BinarEye: An Always-On Energy-Accuracy-Scalable Binary CNN Processor With All Memory On Chip in 28nm CMOS

BinarEye: An Always-On Energy-Accuracy-Scalable Binary CNN Processor   With All Memory On Chip in 28nm CMOS
Notice: This research summary and analysis were automatically generated using AI technology. For absolute accuracy, please refer to the [Original Paper Viewer] below or the Original ArXiv Source.

This paper introduces BinarEye: a digital processor for always-on Binary Convolutional Neural Networks. The chip maximizes data reuse through a Neuron Array exploiting local weight Flip-Flops. It stores full network models and feature maps and hence requires no off-chip bandwidth, which leads to a 230 1b-TOPS/W peak efficiency. Its 3 levels of flexibility - (a) weight reconfiguration, (b) a programmable network depth and (c) a programmable network width - allow trading energy for accuracy depending on the task’s requirements.

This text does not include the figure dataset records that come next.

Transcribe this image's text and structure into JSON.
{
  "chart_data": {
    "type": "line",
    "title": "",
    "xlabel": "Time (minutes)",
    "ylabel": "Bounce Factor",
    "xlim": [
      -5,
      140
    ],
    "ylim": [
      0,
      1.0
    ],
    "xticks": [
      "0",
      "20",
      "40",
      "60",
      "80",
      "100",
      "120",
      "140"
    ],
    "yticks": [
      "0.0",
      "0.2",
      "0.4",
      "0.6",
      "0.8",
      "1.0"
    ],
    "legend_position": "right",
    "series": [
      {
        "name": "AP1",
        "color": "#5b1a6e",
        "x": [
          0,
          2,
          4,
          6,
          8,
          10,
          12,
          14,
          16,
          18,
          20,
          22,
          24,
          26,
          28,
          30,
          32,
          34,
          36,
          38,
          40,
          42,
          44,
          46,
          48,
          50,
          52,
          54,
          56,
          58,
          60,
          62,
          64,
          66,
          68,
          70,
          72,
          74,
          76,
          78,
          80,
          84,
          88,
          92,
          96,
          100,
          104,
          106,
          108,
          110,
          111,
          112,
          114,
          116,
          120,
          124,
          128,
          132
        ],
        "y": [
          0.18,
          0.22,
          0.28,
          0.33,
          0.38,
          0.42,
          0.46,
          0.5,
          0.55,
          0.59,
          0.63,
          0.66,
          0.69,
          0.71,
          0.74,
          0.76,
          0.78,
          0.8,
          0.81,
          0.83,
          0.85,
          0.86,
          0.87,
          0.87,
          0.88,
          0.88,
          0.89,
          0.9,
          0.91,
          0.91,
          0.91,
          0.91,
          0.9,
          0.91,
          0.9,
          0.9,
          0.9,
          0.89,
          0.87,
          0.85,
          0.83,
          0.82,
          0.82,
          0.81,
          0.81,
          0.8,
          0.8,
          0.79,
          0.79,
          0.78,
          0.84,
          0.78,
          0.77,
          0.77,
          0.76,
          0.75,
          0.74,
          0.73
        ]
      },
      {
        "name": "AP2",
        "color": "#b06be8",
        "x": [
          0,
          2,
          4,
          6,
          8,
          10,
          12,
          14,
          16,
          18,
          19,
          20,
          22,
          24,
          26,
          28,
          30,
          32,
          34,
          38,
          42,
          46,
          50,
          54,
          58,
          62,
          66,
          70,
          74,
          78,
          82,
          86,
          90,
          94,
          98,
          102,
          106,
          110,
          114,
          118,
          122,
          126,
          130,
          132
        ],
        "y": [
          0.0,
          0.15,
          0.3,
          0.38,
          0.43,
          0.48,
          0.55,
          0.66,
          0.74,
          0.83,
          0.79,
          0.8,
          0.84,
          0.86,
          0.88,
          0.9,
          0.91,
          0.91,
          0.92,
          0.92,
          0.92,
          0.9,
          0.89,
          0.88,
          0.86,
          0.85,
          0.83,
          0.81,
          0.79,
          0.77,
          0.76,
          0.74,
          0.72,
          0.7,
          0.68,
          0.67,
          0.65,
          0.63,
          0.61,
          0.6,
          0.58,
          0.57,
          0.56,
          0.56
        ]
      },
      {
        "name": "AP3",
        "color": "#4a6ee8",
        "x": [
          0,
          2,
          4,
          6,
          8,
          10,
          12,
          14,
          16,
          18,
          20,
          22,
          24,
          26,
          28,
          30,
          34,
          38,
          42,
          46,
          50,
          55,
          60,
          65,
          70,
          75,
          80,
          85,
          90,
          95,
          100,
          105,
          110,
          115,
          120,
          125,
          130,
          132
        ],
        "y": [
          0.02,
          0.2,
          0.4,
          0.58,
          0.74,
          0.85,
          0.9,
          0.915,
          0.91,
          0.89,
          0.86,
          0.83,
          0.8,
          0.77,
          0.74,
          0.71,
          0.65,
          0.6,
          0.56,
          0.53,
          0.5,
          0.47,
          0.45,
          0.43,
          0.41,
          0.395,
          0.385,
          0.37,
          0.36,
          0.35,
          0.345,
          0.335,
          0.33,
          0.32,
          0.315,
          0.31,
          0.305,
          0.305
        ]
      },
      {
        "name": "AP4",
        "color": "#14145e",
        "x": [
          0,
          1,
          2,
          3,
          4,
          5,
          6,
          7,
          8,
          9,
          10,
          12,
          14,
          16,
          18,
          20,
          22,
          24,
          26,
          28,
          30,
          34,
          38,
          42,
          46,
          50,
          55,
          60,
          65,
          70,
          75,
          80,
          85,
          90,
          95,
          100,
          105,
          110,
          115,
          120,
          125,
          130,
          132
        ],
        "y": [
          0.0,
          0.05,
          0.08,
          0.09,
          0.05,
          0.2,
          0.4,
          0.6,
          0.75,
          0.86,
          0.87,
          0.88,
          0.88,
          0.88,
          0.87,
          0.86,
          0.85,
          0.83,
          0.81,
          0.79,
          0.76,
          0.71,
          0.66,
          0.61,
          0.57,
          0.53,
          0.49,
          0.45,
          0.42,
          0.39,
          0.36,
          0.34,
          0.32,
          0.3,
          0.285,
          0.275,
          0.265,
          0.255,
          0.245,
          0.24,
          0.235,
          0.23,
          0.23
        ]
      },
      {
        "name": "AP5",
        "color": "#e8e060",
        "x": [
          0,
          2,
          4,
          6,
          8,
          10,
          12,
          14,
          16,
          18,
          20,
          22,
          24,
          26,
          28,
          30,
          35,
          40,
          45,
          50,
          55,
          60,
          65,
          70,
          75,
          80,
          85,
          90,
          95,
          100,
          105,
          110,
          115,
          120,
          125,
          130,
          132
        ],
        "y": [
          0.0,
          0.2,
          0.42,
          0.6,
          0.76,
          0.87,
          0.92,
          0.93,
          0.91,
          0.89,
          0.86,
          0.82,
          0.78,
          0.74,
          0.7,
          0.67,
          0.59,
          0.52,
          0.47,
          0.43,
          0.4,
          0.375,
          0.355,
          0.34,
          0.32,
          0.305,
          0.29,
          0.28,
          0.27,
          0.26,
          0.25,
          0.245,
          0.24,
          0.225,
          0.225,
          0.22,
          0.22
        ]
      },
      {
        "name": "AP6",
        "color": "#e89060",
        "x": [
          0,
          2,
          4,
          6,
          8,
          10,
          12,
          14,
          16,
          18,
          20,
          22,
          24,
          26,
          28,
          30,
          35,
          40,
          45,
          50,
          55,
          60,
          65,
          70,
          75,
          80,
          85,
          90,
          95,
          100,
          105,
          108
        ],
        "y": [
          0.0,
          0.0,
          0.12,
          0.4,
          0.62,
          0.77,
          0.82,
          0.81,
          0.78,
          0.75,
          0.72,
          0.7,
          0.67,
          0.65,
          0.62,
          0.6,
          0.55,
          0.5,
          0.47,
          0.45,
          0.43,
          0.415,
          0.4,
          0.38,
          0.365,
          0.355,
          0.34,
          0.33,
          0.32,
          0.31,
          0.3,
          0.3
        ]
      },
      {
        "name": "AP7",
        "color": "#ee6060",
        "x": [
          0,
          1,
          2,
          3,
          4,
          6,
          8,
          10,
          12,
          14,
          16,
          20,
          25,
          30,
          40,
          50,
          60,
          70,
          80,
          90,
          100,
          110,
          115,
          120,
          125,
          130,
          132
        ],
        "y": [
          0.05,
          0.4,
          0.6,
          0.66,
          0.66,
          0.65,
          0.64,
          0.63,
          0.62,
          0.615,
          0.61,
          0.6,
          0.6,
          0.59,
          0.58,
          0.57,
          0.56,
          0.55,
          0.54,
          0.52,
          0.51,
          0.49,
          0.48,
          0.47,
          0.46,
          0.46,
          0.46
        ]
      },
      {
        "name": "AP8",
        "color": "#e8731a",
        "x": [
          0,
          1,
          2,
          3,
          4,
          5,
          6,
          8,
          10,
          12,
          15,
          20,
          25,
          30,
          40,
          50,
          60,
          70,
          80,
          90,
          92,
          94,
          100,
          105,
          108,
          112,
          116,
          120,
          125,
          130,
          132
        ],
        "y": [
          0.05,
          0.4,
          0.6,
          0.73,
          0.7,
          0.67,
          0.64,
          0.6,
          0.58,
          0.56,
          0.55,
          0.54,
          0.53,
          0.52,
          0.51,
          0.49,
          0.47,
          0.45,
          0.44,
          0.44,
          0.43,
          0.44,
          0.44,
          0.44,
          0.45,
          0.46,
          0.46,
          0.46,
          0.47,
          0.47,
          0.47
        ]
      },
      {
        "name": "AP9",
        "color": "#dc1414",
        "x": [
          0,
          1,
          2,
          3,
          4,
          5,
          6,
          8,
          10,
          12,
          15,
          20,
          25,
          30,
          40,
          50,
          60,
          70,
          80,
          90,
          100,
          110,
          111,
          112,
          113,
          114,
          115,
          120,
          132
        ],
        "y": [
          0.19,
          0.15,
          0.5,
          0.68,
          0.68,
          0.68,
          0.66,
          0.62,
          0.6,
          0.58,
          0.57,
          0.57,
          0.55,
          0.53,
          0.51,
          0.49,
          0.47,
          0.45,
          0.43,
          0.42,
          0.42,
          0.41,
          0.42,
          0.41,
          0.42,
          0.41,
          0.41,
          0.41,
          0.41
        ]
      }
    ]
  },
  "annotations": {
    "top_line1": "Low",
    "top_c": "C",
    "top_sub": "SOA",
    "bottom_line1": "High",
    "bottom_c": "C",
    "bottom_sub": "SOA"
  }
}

BinarEye’s full system input-to-label energy consumption ranges from 14.4uJ/f for 86% CIFAR-10 and 98% owner recognition down to 0.92uJ/f for 94% face detection at up to 1700 frames per second. This is 3-12-70x more efficient than the state-of-the-art at on-par accuracy.


💡 Research Summary

The paper presents BinarEye, a fully digital processor designed for always‑on binary convolutional neural networks (BinaryNets) implemented in 28 nm CMOS. The core idea is to combine a memory‑compute architecture with on‑chip storage of the entire network (weights and intermediate feature maps), thereby eliminating off‑chip DRAM bandwidth and achieving unprecedented energy efficiency.

The hardware consists of a 64‑neuron array where each neuron’s binary weights are held in local flip‑flops. During inference, all 64 weight sets are pre‑loaded from two 259 kB weight SRAM blocks (north and south) into these flip‑flops, after which the array performs parallel stride‑1 convolutions on 2 × 2 kernels using XNOR‑popcount operations followed by a binary comparator. Two 32 kB activation SRAMs (west and east) store the input and output feature maps, and a small 5 kB SRAM plus logic implements fully‑connected layers, allowing the chip to produce classification labels without external assistance.

Flexibility is achieved on three levels: (1) weight re‑configuration – the on‑chip SRAM can be rewritten with any binary model; (2) programmable network depth – a micro‑coded controller can execute up to 16 instructions that define the sequence of input‑output, convolution, and fully‑connected layers; (3) programmable network width – a batch size parameter S (1, 2, 4) scales the number of input/output channels (F = C = 256/S). Larger S reduces the number of LD‑CONV phases from four to one, improving throughput and energy quadratically (∝ S²) at the cost of reduced modeling capacity.

Measured performance shows a peak core efficiency of 230 TOPS/W (1‑bit ops) at 6 MHz, and an input‑to‑label (I2L) efficiency of 145 TOPS/W when all overheads are included. Energy per inference ranges from 14.4 µJ (86 % CIFAR‑10 accuracy) down to 0.92 µJ (94 % face‑detection accuracy). The processor can run up to 1.7 k frames per second at its minimum‑energy point, and up to 10 kFPS in higher‑power modes. Power consumption is as low as 1.6 mW in the most efficient configuration.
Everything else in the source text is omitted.